According to this Real Estate Economy Watch article, Recovery Softens as More Markets End Year with Annual Price Decline, the government sponsored artificial housing market recovery has already begun to sputter. Despite the NAR's (National Association of REALTORS) reports earlier in the year that the housing market was recovering, the latest reports show the opposite. This should be no surprise since the government efforts to "save" the housing markets are largely the same policies that caused the housing bubble and crash. The government has used the following strategies to try and inflate housing prices:
- Lender of Last Resort - The government is not responsible for over 90% of all the residential mortgage loans in the United States. Since there is basically no private mortgage market this method should be re-worded as the "Lender of Only Resort". The government has accomplished this by a massive expansion of FHA insured mortgage loans (despite record FHA loan defaults - see FHA In Financial Trouble: Bailout Likely), continued mortgage buying by Fannie Mae and Freddie Mac (despite the fact that Fannie and Freddie are bankrupt), VA guaranteed mortgage loans, USDA Rural Housing mortgage loans and more.
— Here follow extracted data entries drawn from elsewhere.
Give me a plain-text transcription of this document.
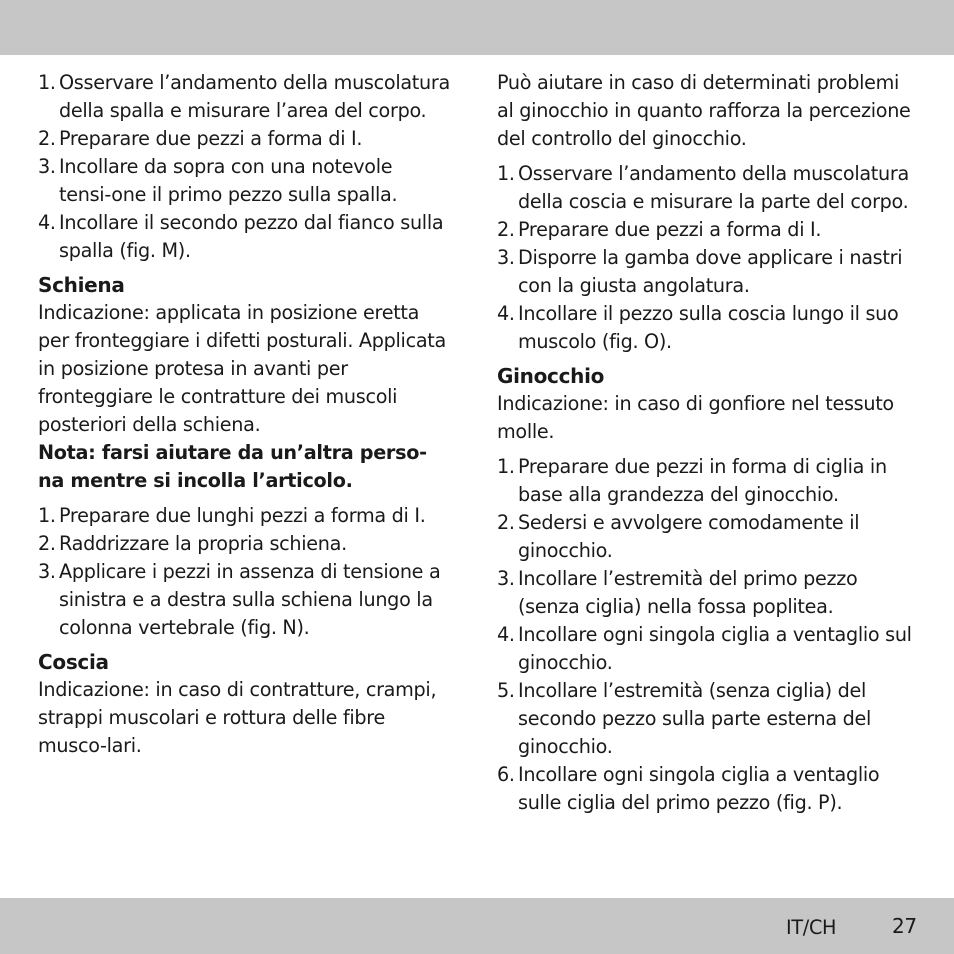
1. Osservare l’andamento della muscolatura della spalla e misurare l’area del corpo.
2. Preparare due pezzi a forma di I.
3. Incollare da sopra con una notevole tensi-one il primo pezzo sulla spalla.
4. Incollare il secondo pezzo dal fianco sulla spalla (fig. M).
Schiena

Indicazione: applicata in posizione eretta per fronteggiare i difetti posturali. Applicata in posizione protesa in avanti per fronteggiare le contratture dei muscoli posteriori della schiena.

Nota: farsi aiutare da un’altra perso-na mentre si incolla l’articolo.

1. Preparare due lunghi pezzi a forma di I.
2. Raddrizzare la propria schiena.
3. Applicare i pezzi in assenza di tensione a sinistra e a destra sulla schiena lungo la colonna vertebrale (fig. N).
Coscia

Indicazione: in caso di contratture, crampi, strappi muscolari e rottura delle fibre musco-lari.

Può aiutare in caso di determinati problemi al ginocchio in quanto rafforza la percezione del controllo del ginocchio.

1. Osservare l’andamento della muscolatura della coscia e misurare la parte del corpo.
2. Preparare due pezzi a forma di I.
3. Disporre la gamba dove applicare i nastri con la giusta angolatura.
4. Incollare il pezzo sulla coscia lungo il suo muscolo (fig. O).
Ginocchio

Indicazione: in caso di gonfiore nel tessuto molle.

1. Preparare due pezzi in forma di ciglia in base alla grandezza del ginocchio.
2. Sedersi e avvolgere comodamente il ginocchio.
3. Incollare l’estremità del primo pezzo (senza ciglia) nella fossa poplitea.
4. Incollare ogni singola ciglia a ventaglio sul ginocchio.
5. Incollare l’estremità (senza ciglia) del secondo pezzo sulla parte esterna del ginocchio.
6. Incollare ogni singola ciglia a ventaglio sulle ciglia del primo pezzo (fig. P).
IT/CH	27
- Withholding of Foreclosures and Shadow Inventory - Since the FHA, Fannie Mae and Freddie Mac collectively control a large majority of residential mortgage loans they are able (and apparently very willing) to hold back foreclosures and soon to be foreclosures from hitting the market. Therefore, inventory is artificially restricted, which (if you remember Economics 101) means prices go up.
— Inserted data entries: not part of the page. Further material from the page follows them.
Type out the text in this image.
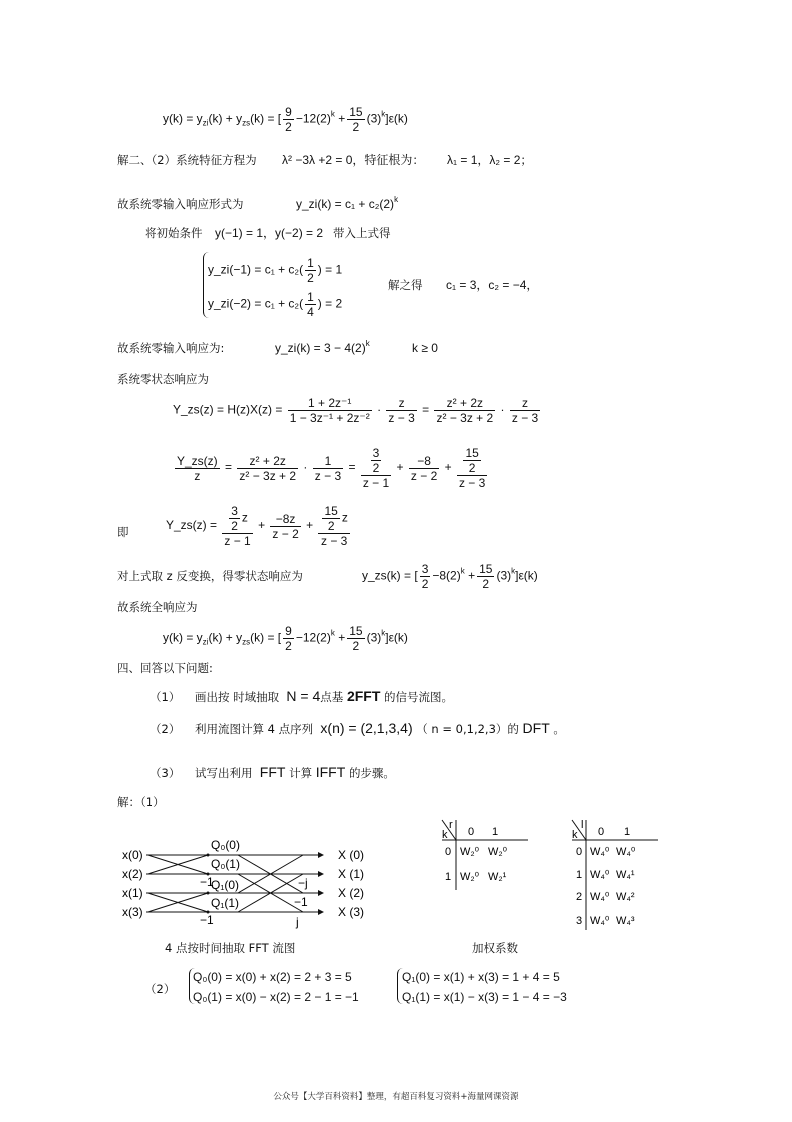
$y(k) = y_{zi}(k) + y_{zs}(k)$ = [ $\frac{9}{2} -12(2)^k + \frac{15}{2} (3)^k]\varepsilon(k)$
解二、（2）系统特征方程为 λ² −3λ +2 = 0，特征根为： λ₁ = 1，λ₂ = 2；
故系统零输入响应形式为	y_zi(k) = $c_1 + c_2(2)^k$
将初始条件 y(−1) = 1，y(−2) = 2 带入上式得
y_zi(−1) = $c_1 + c_2( \frac{1}{2}$ ) = 1
y_zi(−2) = $c_1 + c_2( \frac{1}{4}$ ) = 2
解之得 c₁ = 3，c₂ = −4，
故系统零输入响应为:	y_zi(k) = $3 - 4(2)^k$	k ≥ 0
系统零状态响应为
Y_zs(z) = $H(z)X(z) = \frac{\text{1 + 2z⁻¹}}{\text{1 − 3z⁻¹ + 2z⁻²}} \cdot \frac{z}{z - 3} = \frac{\text{z² + 2z}}{\text{z² − 3z + 2}} \cdot \frac{z}{z - 3}$
$\frac{Y\_zs(z)}{z} = \frac{\text{z² + 2z}}{\text{z² − 3z + 2}} \cdot \frac{1}{z - 3} = \frac{\frac{3}{2}}{z - 1} + \frac{-8}{z - 2} + \frac{\frac{15}{2}}{z - 3}$
即	Y_zs(z) = $\frac{\frac{3}{2} z}{z - 1} + \frac{-8z}{z - 2} + \frac{\frac{15}{2} z}{z - 3}$
对上式取 z 反变换，得零状态响应为	y_zs(k) = [ $\frac{3}{2} -8(2)^k + \frac{15}{2} (3)^k]\varepsilon(k)$
故系统全响应为
$y(k) = y_{zi}(k) + y_{zs}(k)$ = [ $\frac{9}{2} -12(2)^k + \frac{15}{2} (3)^k]\varepsilon(k)$
四、回答以下问题:
（1） 画出按 时域抽取 N = 4点基 2FFT 的信号流图。
（2） 利用流图计算 4 点序列 x(n) = (2,1,3,4) （ n = 0,1,2,3）的 DFT 。
（3） 试写出利用 FFT 计算 IFFT 的步骤。
解：（1）
x(0)
x(2)
x(1)
x(3)
X (0)
X (1)
X (2)
X (3)
Q₀(0)
Q₀(1)
Q₁(0)
Q₁(1)
−1
−1
−j
−1
j
4 点按时间抽取 FFT 流图
r
k 0 1
0 W₂⁰ W₂⁰
1 W₂⁰ W₂¹
l
k 0 1
0 W₄⁰ W₄⁰
1 W₄⁰ W₄¹
2 W₄⁰ W₄²
3 W₄⁰ W₄³
加权系数
（2）
Q₀(0) = x(0) + x(2) = 2 + 3 = 5
Q₀(1) = x(0) − x(2) = 2 − 1 = −1
Q₁(0) = x(1) + x(3) = 1 + 4 = 5
Q₁(1) = x(1) − x(3) = 1 − 4 = −3
公众号【大学百科资料】整理，有超百科复习资料+海量网课资源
- Letting Banks Cook Their Books - The government has basically let banks pretend that they are in much better financial condition than they actually are via loosening accounting rules. The accounting rule changes allow the banks to sit on a mountain of foreclosures and soon to be foreclosures and pretend that they don't exist. Without these accounting rule changes the banks would have to sell these properties much faster, which would increase the supply of houses and, therefore, housing prices would come down.